The purpose of this paper is to examine and verify the stabilizing effects in GFM control mode with the proposed control. The system stability is evaluated based on the minimum short-circuit power of the external grid. The corresponding Thevenin reactance can be adjusted accordingly.

The operating points of the converters are listed in Table VI. Most of the power injected by the WPs is absorbed by the HVDC links, and the remaining power is taken by the load at bus C. Therefore, no power flows through the Thevenin equivalent. Therefore, the Thevenin reactance varies without concern about reaching the reactive power requirement limit.

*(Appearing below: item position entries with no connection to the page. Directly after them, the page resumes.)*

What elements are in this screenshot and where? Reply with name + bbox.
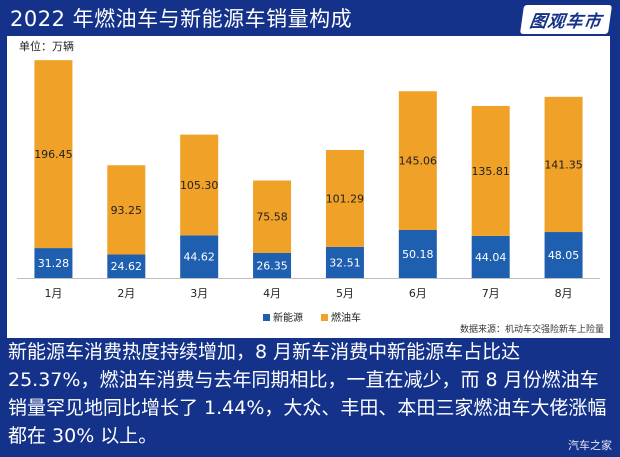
data-label-fuel-2: 93.25	[111, 204, 143, 217]
data-label-fuel-4: 75.58	[256, 211, 288, 224]
data-label-nev-4: 26.35	[256, 259, 288, 272]
data-label-fuel-7: 135.81	[471, 165, 510, 178]
x-tick-label-7: 7月	[482, 287, 500, 300]
x-tick-label-5: 5月	[336, 287, 354, 300]
data-label-fuel-8: 141.35	[544, 158, 583, 171]
legend-label-nev: 新能源	[273, 311, 303, 324]
watermark: 汽车之家	[568, 437, 612, 453]
data-label-nev-8: 48.05	[548, 249, 580, 262]
x-tick-label-6: 6月	[409, 287, 427, 300]
data-label-nev-3: 44.62	[183, 251, 215, 264]
data-label-fuel-5: 101.29	[326, 192, 365, 205]
legend-swatch-nev	[263, 314, 270, 321]
data-label-nev-7: 44.04	[475, 251, 507, 264]
brand-logo: 图观车市	[520, 5, 612, 34]
chart-title: 2022 年燃油车与新能源车销量构成	[10, 3, 352, 33]
x-tick-label-4: 4月	[263, 287, 281, 300]
stacked-bar-chart: 31.28 196.45 1月 24.62 93.25 2月 44.62 105.30 3月 26…	[7, 36, 610, 338]
x-tick-label-2: 2月	[117, 287, 135, 300]
data-label-fuel-3: 105.30	[180, 179, 219, 192]
x-tick-label-1: 1月	[44, 287, 62, 300]
data-label-fuel-6: 145.06	[399, 155, 438, 168]
legend-swatch-fuel	[321, 314, 328, 321]
data-source: 数据来源：机动车交强险新车上险量	[460, 322, 604, 335]
data-label-nev-1: 31.28	[38, 257, 70, 270]
data-label-nev-5: 32.51	[329, 256, 361, 269]
data-label-fuel-1: 196.45	[34, 148, 73, 161]
x-tick-label-8: 8月	[555, 287, 573, 300]
legend-label-fuel: 燃油车	[331, 311, 361, 324]
caption-text: 新能源车消费热度持续增加，8 月新车消费中新能源车占比达 25.37%，燃油车消…	[8, 338, 612, 450]
chart-panel: 单位：万辆 31.28 196.45 1月 24.62 93.25 2月 44.62 105.…	[7, 36, 610, 338]
data-label-nev-2: 24.62	[111, 260, 143, 273]
x-tick-label-3: 3月	[190, 287, 208, 300]
data-label-nev-6: 50.18	[402, 248, 434, 261]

TABLE VI  Operating Points of Converters
ComponentInjected power (MW)
WP 1 1500
WP 2 1500
HVDC 1 -1120
HVDC 2 -1600

When the short-circuit power from the external Thevenin equivalent at bus C is set to be 17.78 GVA, the system is found to be unstable when the VSC 1 is controlled in GFL control mode with the classical master-slave DC voltage control. This is demonstrated by applying a phase jump of -π/40 at the Thevenin equivalent voltage source. The resulting power at all the converter stations and the DC voltage of HVDC 1 are obtained, as shown in Fig. 18(a). It can be observed that the system becomes unstable with a small-signal disturbance.

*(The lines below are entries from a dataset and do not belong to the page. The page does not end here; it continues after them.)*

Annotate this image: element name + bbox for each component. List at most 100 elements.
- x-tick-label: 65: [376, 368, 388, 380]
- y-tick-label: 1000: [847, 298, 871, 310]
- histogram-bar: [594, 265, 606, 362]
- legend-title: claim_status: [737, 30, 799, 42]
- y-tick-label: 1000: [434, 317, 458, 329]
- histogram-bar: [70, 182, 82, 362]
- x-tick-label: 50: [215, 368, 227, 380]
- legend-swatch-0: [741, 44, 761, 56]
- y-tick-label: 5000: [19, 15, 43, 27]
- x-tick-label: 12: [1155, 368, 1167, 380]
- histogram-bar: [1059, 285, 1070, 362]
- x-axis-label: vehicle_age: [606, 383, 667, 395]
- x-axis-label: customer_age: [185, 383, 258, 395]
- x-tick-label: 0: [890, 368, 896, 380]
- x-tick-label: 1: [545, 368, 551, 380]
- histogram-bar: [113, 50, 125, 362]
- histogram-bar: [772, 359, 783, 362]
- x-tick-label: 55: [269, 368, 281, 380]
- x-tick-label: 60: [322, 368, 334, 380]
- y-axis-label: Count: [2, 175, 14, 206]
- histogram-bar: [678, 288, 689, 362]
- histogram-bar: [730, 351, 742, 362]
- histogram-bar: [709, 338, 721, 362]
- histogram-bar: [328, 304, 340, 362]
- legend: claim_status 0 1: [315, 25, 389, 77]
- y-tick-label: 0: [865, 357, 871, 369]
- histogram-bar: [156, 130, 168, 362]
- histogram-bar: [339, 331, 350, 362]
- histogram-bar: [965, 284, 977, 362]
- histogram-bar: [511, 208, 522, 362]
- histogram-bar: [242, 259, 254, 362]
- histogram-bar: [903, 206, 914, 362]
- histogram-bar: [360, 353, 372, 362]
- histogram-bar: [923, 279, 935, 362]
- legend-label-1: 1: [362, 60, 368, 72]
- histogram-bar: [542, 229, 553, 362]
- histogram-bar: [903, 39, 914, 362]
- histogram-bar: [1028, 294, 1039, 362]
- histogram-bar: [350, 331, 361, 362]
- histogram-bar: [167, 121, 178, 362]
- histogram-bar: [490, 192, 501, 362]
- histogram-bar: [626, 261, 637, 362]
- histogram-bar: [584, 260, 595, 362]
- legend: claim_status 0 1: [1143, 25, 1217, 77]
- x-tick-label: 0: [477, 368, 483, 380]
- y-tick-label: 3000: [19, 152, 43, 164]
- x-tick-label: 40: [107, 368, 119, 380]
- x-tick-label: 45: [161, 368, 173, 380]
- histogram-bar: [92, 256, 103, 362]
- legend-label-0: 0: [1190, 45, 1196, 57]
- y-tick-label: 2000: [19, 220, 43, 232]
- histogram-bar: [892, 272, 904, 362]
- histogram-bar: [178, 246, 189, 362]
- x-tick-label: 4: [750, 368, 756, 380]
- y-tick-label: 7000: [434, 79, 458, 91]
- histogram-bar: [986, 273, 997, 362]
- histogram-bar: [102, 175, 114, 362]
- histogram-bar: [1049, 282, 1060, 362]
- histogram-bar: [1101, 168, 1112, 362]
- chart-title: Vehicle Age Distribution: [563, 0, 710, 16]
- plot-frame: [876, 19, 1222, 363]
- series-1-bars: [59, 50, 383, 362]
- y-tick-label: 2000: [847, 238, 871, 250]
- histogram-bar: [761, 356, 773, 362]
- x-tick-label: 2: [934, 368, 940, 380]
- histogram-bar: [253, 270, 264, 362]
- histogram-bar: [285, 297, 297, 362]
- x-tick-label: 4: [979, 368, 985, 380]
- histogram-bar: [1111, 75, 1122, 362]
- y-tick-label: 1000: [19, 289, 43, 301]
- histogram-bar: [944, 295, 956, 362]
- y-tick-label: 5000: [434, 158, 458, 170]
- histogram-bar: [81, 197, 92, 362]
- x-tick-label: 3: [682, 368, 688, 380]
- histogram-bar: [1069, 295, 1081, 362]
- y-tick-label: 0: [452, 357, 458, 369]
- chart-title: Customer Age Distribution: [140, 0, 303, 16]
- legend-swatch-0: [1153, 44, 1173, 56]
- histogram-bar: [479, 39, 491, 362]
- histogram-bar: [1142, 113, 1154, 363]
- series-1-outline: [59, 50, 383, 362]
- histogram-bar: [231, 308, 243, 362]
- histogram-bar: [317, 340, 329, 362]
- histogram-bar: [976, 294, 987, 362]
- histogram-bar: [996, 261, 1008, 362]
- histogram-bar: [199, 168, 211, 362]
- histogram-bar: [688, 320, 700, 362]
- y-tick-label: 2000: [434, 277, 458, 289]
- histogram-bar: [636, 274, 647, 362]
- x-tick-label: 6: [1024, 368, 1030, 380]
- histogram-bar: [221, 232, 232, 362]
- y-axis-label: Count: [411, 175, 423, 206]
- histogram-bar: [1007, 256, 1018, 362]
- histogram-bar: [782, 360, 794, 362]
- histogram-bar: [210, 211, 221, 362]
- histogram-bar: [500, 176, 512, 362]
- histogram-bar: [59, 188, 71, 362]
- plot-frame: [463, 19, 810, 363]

Fig. 18  Dynamic response of 4-VSC system after phase jump. (a) VSC 1 in GFL control mode. (b) VSC 1 in GFM control mode.

However, under the same conditions, the system remains stable when VSC 1 of HVDC 1 is controlled in GFM control mode with the vdc2-θ controller. As Fig. 18(b) shows, the DC voltage of HVDC 1 is maintained at its reference value at a steady state, and the power at all stations returns to its initial value after the phase jump.

This further confirms the previous findings regarding the stabilizing property of GFM control mode with the proposed control. Thus, an HVDC link with GFM-GFM configuration using the proposed control enhances the stability of the system and offers an overall more stable system.

V. Conclusion

This paper proposes a rigorous DC voltage control design for GFM converters and validates its performance in a P2P HVDC link with GFM-GFM configuration. The proposed control is an extension of the GFM principle. It has two aims: controlling the DC bus voltage and synchronizing the converter with the grid. Thus, both DC voltage control and GFM capabilities are provided. The stabilizing effects and additional benefits of the proposed control are demonstrated through a comparison of the GFM-GFM and GFL-GFM configurations under complex case studies. The results indicate that the GFM-GFM configuration with the proposed control achieves a higher stability limit in weak AC grids. In addition, an eigenvalue analysis highlights that the proposed control brings stability and avoids unwanted interactions between the converter and AC power system. Furthermore, the system remains stable in islanded scenarios with AC grid loss when using a GFM-controlled converter with the proposed control.

Further analysis is required to examine the behavior of the system under large disturbances such as multiple fault scenarios. Moreover, the proposed control for integrating the GFM control with DC voltage control is easily adaptable for MTDC systems. The proposed control can be extended to a master-slave MTDC system, where Hdc accounts for all the energy stored within the MTDC system. It is expected to enhance the overall stability of MTDC system to a significant degree but requires further investigation.